There are functions that can group data into hourly i.e. 24 or into day of year i.e. 365. I have a dataset of 3 years 1999-2001 that has hourly values. So total values are 24*365*4+1*24=26304(1*24= leap year day). When I run the function
result=ds.groupby('time.dayofyear').mean('time')
The result it gives:
<xarray.DataArray 'precip' (dayofyear: 366, lat: 21, lon: 33)>
array([[[0. , 0. , 0. , ..., 0. ,
0. , 0. ],
[0. , 0. , 0. , ..., 0. ,
0. , 0. ],
[0. , 0. , 0. , ..., 0. ,
0. , 0. ],
...,
[0.00086806, 0.00065104, 0.00097656, ..., 0. ,
0. , 0. ],
[0.00141059, 0.00141059, 0.00130208, ..., 0. ,
0. , 0. ],
[0.00195312, 0.00141059, 0.00119358, ..., 0. ,
0. , 0. ]],
[[0. , 0. , 0. , ..., 0. ,
0. , 0. ],
[0. , 0. , 0. , ..., 0. ,
0. , 0. ],
[0. , 0. , 0. , ..., 0. ,
0. , 0. ],
...,]
Coordinates:
* lon (lon) float32 220.0 222.5 225.0 227.5 ... 292.5 295.0 297.5 300.0
* lat (lat) float32 20.0 22.0 24.0 26.0 28.0 ... 54.0 56.0 58.0 60.0
* dayofyear (dayofyear) int64 1 2 3 4 5 6 7 8 ... 360 361 362 363 364 365 366
If I use the time.hour groupby function:
result=ds.groupby('time.hour').mean('time')

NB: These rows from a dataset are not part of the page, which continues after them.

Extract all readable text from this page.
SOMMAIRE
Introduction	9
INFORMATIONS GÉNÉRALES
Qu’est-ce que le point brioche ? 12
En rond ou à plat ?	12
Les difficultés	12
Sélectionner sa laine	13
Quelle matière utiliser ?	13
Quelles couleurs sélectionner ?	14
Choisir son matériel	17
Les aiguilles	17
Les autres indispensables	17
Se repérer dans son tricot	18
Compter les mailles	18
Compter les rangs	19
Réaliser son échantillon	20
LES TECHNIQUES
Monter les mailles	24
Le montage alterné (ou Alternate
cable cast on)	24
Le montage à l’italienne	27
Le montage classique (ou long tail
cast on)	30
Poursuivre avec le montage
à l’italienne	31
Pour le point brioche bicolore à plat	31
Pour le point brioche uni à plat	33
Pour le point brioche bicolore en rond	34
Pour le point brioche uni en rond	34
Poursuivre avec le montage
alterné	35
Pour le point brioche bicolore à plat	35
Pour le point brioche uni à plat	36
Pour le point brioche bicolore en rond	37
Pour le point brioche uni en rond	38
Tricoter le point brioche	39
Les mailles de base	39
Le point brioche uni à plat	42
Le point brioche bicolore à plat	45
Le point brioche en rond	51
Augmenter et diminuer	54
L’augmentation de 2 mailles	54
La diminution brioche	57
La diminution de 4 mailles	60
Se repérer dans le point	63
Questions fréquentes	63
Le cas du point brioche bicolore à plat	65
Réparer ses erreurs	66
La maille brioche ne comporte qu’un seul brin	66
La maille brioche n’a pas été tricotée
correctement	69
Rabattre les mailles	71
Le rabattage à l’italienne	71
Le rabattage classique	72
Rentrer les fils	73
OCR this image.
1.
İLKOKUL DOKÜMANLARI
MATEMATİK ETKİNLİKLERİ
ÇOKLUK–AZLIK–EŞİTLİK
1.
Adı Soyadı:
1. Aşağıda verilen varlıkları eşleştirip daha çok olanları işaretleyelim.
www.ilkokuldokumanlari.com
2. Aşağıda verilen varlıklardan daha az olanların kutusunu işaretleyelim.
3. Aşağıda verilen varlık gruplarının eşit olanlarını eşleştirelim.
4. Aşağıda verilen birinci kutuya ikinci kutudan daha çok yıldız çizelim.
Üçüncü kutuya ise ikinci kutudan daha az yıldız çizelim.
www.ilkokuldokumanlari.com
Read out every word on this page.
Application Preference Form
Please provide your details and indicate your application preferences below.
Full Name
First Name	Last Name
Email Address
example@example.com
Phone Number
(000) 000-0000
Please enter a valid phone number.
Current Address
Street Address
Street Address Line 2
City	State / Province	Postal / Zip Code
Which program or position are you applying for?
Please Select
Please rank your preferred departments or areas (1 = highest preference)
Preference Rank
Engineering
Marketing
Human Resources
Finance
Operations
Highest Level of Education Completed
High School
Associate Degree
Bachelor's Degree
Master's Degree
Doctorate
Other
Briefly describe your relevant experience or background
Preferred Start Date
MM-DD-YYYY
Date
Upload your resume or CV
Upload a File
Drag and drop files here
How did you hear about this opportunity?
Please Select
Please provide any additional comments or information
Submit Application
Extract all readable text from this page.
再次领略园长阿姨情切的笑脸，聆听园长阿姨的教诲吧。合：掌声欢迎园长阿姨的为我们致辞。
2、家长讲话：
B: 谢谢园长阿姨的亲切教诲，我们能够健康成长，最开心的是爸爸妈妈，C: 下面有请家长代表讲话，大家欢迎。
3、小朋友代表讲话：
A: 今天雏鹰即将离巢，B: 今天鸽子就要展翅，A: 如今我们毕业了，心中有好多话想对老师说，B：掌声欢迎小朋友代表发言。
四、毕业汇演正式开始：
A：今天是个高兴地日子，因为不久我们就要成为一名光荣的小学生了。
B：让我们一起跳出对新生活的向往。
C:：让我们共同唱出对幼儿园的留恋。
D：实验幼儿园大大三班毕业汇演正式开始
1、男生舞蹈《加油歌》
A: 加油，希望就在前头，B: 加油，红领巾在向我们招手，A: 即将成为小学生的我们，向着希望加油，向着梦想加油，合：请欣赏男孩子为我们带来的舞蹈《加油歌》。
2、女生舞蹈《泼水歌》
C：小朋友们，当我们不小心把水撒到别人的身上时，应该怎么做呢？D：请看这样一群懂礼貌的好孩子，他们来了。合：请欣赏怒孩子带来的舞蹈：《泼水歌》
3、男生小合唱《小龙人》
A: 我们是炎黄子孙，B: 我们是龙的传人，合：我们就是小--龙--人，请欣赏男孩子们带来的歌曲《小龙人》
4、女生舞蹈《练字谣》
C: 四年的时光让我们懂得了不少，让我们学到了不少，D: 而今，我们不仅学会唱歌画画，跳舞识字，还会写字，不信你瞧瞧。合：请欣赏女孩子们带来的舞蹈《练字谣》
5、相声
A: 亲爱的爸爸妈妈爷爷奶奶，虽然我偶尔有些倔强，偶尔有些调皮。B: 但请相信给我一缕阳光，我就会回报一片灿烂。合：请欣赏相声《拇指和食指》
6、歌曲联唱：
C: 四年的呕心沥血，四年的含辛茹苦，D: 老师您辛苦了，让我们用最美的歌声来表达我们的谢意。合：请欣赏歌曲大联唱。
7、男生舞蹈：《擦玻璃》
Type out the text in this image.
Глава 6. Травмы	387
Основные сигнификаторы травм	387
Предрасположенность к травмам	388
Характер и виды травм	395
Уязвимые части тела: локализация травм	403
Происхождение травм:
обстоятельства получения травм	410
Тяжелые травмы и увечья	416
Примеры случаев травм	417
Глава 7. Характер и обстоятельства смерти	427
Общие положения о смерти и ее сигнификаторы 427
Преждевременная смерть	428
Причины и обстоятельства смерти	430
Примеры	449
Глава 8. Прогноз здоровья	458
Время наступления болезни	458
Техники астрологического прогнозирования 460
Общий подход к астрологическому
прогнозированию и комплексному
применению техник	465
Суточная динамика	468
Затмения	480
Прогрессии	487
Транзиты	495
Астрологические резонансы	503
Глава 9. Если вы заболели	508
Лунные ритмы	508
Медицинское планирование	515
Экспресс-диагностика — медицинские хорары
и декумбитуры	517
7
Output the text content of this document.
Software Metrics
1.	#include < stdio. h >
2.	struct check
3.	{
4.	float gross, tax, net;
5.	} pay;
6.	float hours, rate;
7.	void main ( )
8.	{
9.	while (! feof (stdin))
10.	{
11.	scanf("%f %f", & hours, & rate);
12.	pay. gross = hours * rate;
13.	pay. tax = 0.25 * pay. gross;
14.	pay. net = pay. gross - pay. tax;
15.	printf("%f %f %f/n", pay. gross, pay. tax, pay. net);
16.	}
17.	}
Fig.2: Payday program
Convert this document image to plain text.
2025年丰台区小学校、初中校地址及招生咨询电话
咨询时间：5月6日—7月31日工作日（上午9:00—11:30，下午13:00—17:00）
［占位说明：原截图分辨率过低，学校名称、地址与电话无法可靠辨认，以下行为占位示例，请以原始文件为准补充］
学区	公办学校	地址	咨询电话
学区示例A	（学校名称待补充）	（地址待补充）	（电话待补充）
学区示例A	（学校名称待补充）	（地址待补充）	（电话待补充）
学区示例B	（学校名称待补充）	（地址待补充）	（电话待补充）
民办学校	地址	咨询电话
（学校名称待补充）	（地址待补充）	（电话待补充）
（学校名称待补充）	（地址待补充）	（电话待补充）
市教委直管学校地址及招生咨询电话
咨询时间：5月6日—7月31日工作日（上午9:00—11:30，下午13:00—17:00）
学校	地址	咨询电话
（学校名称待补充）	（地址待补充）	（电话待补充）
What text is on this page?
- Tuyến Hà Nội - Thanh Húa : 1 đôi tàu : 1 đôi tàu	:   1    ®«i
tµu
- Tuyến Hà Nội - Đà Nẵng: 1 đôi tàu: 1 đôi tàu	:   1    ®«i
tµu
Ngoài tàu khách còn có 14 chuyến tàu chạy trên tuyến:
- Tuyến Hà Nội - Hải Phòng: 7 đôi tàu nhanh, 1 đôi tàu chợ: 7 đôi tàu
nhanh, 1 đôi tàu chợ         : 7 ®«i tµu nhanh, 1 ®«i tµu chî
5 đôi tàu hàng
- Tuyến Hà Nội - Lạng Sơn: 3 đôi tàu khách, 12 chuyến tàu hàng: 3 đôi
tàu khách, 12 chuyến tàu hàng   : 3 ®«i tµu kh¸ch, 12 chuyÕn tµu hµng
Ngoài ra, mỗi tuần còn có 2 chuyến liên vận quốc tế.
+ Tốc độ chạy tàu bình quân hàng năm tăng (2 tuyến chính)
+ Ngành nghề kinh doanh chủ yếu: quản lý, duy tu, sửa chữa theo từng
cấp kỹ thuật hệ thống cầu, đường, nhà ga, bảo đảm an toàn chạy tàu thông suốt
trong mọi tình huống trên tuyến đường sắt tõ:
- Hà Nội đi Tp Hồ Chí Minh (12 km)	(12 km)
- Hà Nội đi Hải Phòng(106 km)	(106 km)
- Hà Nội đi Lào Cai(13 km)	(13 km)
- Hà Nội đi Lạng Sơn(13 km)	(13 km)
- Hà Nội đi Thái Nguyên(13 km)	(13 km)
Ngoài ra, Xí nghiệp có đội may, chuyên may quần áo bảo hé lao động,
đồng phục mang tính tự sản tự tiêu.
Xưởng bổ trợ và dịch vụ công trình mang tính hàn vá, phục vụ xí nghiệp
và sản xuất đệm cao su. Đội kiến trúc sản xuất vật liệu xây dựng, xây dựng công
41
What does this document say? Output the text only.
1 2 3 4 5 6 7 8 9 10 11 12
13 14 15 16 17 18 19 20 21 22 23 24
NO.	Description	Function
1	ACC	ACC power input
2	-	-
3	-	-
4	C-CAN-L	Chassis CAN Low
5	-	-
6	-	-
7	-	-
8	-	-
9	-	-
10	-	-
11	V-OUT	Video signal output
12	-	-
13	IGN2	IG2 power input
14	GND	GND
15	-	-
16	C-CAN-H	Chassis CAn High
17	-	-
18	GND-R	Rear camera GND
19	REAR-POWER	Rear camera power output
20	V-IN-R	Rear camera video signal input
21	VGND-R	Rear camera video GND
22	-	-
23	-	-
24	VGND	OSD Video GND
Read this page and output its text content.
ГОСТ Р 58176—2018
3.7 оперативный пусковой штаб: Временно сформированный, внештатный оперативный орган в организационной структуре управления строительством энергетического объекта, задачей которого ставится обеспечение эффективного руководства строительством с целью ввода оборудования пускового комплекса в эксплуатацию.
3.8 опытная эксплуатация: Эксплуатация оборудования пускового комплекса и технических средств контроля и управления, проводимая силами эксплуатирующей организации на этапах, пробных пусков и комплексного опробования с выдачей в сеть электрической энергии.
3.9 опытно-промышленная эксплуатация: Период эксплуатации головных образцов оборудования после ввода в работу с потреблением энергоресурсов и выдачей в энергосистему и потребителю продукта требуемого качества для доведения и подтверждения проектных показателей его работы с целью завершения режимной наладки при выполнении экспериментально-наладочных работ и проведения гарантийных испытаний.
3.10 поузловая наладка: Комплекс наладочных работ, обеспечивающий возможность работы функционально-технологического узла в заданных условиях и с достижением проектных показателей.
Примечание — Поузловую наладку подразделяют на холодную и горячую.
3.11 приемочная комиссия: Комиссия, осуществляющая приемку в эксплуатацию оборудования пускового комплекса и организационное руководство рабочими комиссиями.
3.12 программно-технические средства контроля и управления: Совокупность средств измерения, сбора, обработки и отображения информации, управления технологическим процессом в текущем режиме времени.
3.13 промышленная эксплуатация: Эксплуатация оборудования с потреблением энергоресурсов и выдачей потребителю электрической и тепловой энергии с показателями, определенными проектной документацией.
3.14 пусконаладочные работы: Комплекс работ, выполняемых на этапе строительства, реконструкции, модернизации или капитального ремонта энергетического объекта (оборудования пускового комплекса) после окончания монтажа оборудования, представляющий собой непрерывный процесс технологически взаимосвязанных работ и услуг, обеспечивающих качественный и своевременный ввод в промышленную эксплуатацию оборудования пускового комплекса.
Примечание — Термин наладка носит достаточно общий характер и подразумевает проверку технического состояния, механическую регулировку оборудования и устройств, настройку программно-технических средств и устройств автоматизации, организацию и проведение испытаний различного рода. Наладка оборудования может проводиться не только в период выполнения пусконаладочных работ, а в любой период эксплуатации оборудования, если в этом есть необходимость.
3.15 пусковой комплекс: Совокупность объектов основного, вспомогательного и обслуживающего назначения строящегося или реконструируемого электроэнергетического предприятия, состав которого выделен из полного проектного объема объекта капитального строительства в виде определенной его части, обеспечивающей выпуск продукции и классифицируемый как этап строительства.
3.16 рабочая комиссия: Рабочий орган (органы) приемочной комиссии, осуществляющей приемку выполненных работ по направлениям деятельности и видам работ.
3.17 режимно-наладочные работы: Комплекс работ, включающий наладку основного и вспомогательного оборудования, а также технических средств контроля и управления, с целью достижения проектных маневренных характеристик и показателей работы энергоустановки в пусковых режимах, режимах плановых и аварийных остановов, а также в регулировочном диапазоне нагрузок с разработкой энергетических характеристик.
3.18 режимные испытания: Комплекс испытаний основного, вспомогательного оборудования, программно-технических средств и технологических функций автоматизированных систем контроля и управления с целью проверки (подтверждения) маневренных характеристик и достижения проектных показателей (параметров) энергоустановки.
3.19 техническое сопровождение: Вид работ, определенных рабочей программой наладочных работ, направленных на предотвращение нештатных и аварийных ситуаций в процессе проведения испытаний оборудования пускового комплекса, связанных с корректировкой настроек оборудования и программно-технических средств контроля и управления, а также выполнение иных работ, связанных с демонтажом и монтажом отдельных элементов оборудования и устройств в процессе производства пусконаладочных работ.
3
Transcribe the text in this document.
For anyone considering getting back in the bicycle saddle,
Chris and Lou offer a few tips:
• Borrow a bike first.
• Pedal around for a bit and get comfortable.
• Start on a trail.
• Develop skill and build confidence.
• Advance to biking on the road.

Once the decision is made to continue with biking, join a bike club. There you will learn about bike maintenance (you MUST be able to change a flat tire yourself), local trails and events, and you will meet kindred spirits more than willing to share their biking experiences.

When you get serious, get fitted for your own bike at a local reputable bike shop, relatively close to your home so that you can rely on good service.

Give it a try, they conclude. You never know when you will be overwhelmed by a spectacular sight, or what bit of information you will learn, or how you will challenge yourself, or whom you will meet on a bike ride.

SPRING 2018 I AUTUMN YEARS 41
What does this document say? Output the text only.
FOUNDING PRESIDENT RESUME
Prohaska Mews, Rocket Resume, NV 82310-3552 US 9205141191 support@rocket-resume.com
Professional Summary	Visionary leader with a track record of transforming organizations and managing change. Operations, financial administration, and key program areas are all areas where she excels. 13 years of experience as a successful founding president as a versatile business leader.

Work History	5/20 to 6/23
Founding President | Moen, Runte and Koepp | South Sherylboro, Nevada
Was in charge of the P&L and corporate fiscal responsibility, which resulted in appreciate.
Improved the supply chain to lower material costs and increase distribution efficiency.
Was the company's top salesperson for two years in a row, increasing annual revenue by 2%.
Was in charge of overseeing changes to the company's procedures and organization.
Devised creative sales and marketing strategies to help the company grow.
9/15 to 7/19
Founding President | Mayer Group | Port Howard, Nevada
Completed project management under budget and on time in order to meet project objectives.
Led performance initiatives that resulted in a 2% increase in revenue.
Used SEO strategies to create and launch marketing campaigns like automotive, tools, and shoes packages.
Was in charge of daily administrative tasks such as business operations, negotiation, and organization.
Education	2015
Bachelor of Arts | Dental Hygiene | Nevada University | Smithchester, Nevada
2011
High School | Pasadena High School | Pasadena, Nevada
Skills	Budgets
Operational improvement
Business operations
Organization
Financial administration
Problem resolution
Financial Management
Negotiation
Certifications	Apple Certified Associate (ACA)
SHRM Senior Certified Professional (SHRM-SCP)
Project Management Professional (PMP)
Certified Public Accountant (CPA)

<xarray.DataArray 'precip' (hour: 24, lat: 21, lon: 33)>
array([[[0. , 0. , 0. , ..., 0. ,
0. , 0. ],
[0. , 0. , 0. , ..., 0. ,
0. , 0. ],
[0. , 0. , 0. , ..., 0. ,
0. , 0. ],
...,
[0.00015682, 0.00022097, 0.00047759, ..., 0. ,
0. , 0. ],
[0.00033503, 0.00037779, 0.0004562 , ..., 0. ,
0. , 0. ],
[0.00044195, 0.00039918, 0.00039205, ..., 0. ,
0. , 0. ]],, dtype=float32)
Coordinates:
* lon (lon) float32 220.0 222.5 225.0 227.5 ... 292.5 295.0 297.5 300.0
* lat (lat) float32 20.0 22.0 24.0 26.0 28.0 ... 52.0 54.0 56.0 58.0 60.0
* hour (hour) int64 0 1 2 3 4 5 6 7 8 9 ... 14 15 16 17 18 19 20 21 22 23
How to groupy hour of the year where it gives me hourly average of the year rather than a day. Need the function to give result as 366*24 =8784 where average is calculated using day hour index.